We further reconfirmed the importance of NFκB status for bromelain anticancer activity in CC cells by NFκB siRNA. NFκB silencing in both TFK-1 and SZ-1 cells showed effective inhibition of all the common downstream proteins, such as AKT and ERK, as shown in Fig. 6A and B. Importantly, 200 μM of bromelain treatment achieved similar results of effective inhibition of all downstream effector proteins as that with NFκB siRNA for both tested CC cells. However, 100 μM of papain treatment did not show effective inhibition of any of the above mentioned common downstream effector proteins in contrast to NFκB silencing compared to the controls for both CC cell lines (Fig. 6). Based on these results bromelain effectively impairs CC carcinogenesis via inhibition of NFκB/AMPK signaling, but not papain.
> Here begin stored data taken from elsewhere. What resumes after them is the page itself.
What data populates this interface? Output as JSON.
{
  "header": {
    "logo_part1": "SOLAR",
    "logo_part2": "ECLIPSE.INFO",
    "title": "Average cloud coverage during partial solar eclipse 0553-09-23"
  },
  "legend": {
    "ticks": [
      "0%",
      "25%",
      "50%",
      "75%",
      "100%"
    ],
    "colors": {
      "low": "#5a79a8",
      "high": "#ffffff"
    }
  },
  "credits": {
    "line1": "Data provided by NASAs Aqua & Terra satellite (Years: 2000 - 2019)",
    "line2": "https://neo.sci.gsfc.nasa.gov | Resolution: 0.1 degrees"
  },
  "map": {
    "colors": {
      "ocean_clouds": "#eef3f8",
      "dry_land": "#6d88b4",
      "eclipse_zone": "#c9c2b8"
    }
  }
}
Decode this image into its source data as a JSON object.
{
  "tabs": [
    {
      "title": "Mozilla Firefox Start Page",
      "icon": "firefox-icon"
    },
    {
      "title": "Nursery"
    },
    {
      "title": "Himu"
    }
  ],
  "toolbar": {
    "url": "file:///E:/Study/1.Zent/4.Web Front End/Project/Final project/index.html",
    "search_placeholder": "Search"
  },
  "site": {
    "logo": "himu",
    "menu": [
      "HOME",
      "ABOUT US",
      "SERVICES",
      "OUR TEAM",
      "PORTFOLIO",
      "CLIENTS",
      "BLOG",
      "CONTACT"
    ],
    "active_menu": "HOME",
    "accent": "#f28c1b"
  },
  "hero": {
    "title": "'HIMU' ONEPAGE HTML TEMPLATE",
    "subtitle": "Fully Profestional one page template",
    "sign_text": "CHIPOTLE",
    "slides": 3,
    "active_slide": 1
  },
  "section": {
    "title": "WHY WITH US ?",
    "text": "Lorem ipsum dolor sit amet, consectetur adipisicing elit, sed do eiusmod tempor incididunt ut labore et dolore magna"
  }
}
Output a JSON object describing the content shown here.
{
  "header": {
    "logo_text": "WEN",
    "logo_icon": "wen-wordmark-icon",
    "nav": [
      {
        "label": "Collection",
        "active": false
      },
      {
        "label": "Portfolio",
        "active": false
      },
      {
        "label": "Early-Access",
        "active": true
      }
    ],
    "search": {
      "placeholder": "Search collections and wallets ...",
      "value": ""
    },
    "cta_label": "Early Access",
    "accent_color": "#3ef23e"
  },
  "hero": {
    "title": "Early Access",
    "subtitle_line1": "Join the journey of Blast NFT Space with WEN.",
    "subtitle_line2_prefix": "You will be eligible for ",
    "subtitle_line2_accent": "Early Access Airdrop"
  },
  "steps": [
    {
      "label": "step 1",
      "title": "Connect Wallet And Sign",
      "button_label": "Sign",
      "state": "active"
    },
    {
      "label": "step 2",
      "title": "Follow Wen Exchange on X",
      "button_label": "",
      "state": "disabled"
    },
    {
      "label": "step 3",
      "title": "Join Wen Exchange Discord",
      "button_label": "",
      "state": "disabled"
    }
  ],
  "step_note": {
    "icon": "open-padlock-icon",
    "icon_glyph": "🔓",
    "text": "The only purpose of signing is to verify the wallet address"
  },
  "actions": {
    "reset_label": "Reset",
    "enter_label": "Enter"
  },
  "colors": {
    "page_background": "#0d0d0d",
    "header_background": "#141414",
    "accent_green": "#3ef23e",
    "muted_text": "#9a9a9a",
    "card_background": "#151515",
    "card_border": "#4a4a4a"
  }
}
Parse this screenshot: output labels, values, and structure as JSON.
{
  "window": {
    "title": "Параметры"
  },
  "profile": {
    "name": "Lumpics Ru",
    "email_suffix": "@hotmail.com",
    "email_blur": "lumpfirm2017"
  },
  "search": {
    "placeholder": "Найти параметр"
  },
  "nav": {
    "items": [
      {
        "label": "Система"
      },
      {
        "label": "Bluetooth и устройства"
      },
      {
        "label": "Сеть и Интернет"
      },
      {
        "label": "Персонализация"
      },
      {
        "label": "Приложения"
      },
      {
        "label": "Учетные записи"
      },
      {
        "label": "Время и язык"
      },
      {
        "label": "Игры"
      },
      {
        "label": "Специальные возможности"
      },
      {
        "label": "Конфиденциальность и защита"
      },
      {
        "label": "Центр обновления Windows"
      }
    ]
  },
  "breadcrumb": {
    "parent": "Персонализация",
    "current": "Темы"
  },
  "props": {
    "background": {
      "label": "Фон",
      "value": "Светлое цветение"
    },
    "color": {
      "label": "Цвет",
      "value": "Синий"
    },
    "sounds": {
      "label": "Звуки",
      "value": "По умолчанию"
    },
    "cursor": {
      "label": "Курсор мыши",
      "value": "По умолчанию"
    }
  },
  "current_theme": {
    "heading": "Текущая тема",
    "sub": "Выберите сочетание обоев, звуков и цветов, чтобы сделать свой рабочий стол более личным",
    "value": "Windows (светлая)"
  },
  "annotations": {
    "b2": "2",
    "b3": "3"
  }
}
EMT is considered a key process driving invasion and metastasis. Therefore, we examined whether bromelain or papain can attenuate EMT. CC cells were treated with either bromelain (150 and 200 μM), papain (25, 40 and 100 μM) or DMSO for 48 and 96 h. The expression of EMT markers (E-cadherin and N-cadherin) was evaluated by western blotting (Fig. 7). Bromelain treatment showed dose- and time-dependent increase in expression of the epithelial marker E-cadherin (Fig. 7B and D) and downregulation of the mesenchymal marker N-cadherin both in TFK-1 and SZ-1 cells (Fig. 7B and D). Notably, the expression of both E- and N-cadherin remained relatively unaltered under papain treatments (25, 40 and 100 μM) in both CC cell lines for 48 and 96 h (Fig. 7A and C). Our immunoblots clearly show the effective inhibition of EMT by bromelain in contrast to papain, which shows no influence on EMT in human CC cells.